Multilateral cooperation at risk
The problems are made more acute by two leading G20 members, China and India, abstaining from the UN resolution condemning the invasion. Their involvement in the G20 could lead to disputes. As noted above, India will hold the presidency in 2023.
The next two presidencies after that are, at present, Brazil, which voted for the resolution condemning the invasion, and South Africa (2025), which also abstained. This could compromise a forum for multilateral cooperation that we had come to consider as essential.
After taking important decisions to manage the 2008/9 crisis, the G20 had slipped back into being relatively ineffective, but it has looked more promising in handling the pandemic. During the Italian presidency, following that of Saudi Arabia, some key ideas were developed to alleviate the debt of the poorest countries and to create multi-year agendas to manage major global economic and political transitions (relating to energy/climate/environment, healthcare, digital and distribution).
Towards new forms of dialogue?
Will the Ukraine tragedy cause the G20 to fail? The Indonesian presidency has to make an "institutional" attempt to avoid as much. Italy and India, as Troika members, must provide concrete support for such reflection. The radical failure of the G20 would probably result in the G7 playing a bigger role and potentially enlarging (to include at least Australia and South Korea) and foster the growing opposition between the most "developed western" nations and the rest of the world.
In the best case scenario, this could develop into four-way meetings, with the USA, the EU, China and India, with Africa and South America present through representatives of theirs unions of States.
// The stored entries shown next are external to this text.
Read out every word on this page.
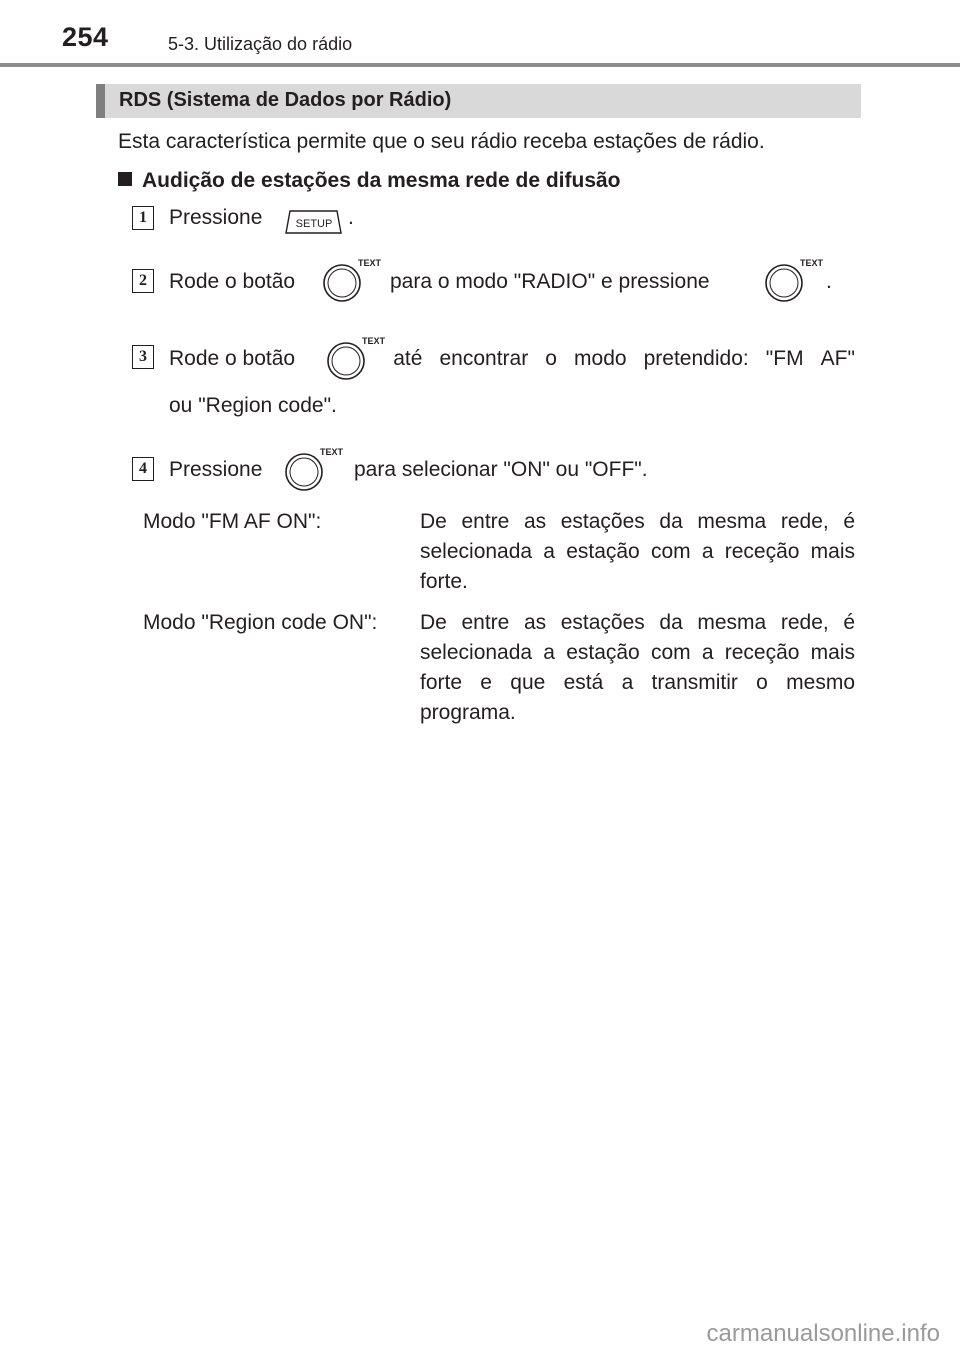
254	5-3. Utilização do rádio
RDS (Sistema de Dados por Rádio)
Esta característica permite que o seu rádio receba estações de rádio.
Audição de estações da mesma rede de difusão
1	Pressione	SETUP .
2	Rode o botão
TEXT
para o modo "RADIO" e pressione
TEXT
.
3	Rode o botão	até encontrar o modo pretendido: "FM AF"
TEXT
ou "Region code".
4	Pressione
TEXT
para selecionar "ON" ou "OFF".
Modo "FM AF ON":	De entre as estações da mesma rede, é selecionada a estação com a receção mais forte.
Modo "Region code ON": De entre as estações da mesma rede, é selecionada a estação com a receção mais forte e que está a transmitir o mesmo programa.
carmanualsonline.info
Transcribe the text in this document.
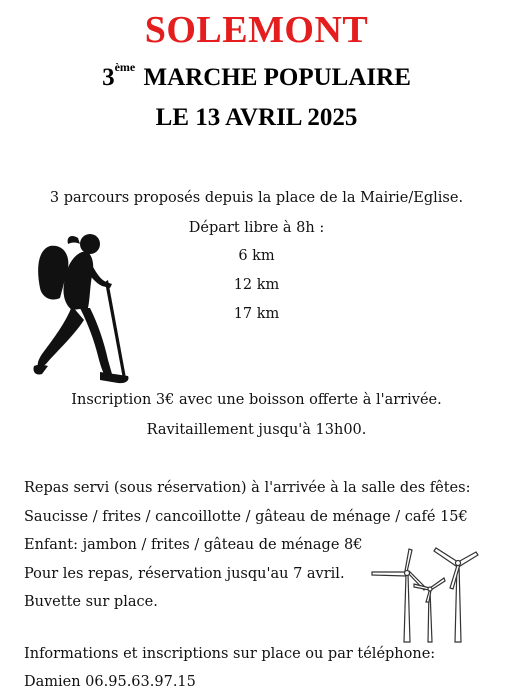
SOLEMONT
3ème MARCHE POPULAIRE
LE 13 AVRIL 2025
3 parcours proposés depuis la place de la Mairie/Eglise.
Départ libre à 8h :
6 km
12 km
17 km
Inscription 3€ avec une boisson offerte à l'arrivée.
Ravitaillement jusqu'à 13h00.
Repas servi (sous réservation) à l'arrivée à la salle des fêtes:
Saucisse / frites / cancoillotte / gâteau de ménage / café 15€
Enfant: jambon / frites / gâteau de ménage 8€
Pour les repas, réservation jusqu'au 7 avril.
Buvette sur place.
Informations et inscriptions sur place ou par téléphone:
Damien 06.95.63.97.15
But this could develop more into opposition, rather than cooperation between different parts of the world.
Possibility of a G-19
Perhaps there is some way for the G20 to reach urgent decisions, with agreement even being reached by sides with differing views on the Ukraine war. It would be extremely difficult to get Russia's agreement, but it would not be impossible to have a 19 - 1 vote on some essential matters (while China and India would prevent any redefinition of the G20 without Russia).
Italy could act so as to ensure the G7, which is currently working under the German presidency, officially presses the G20 (obviously all its members are part of it) to move forward with a very narrow but crucial agenda. More specifically, this could cover a healthcare agenda and, on the finance track, the debt of the world's poorest nations. It would be especially good if it were possible to get China on board for a limited programme, as China showing willingness should convince the USA that it is worth continuing to keep the G20 alive, despite Russia.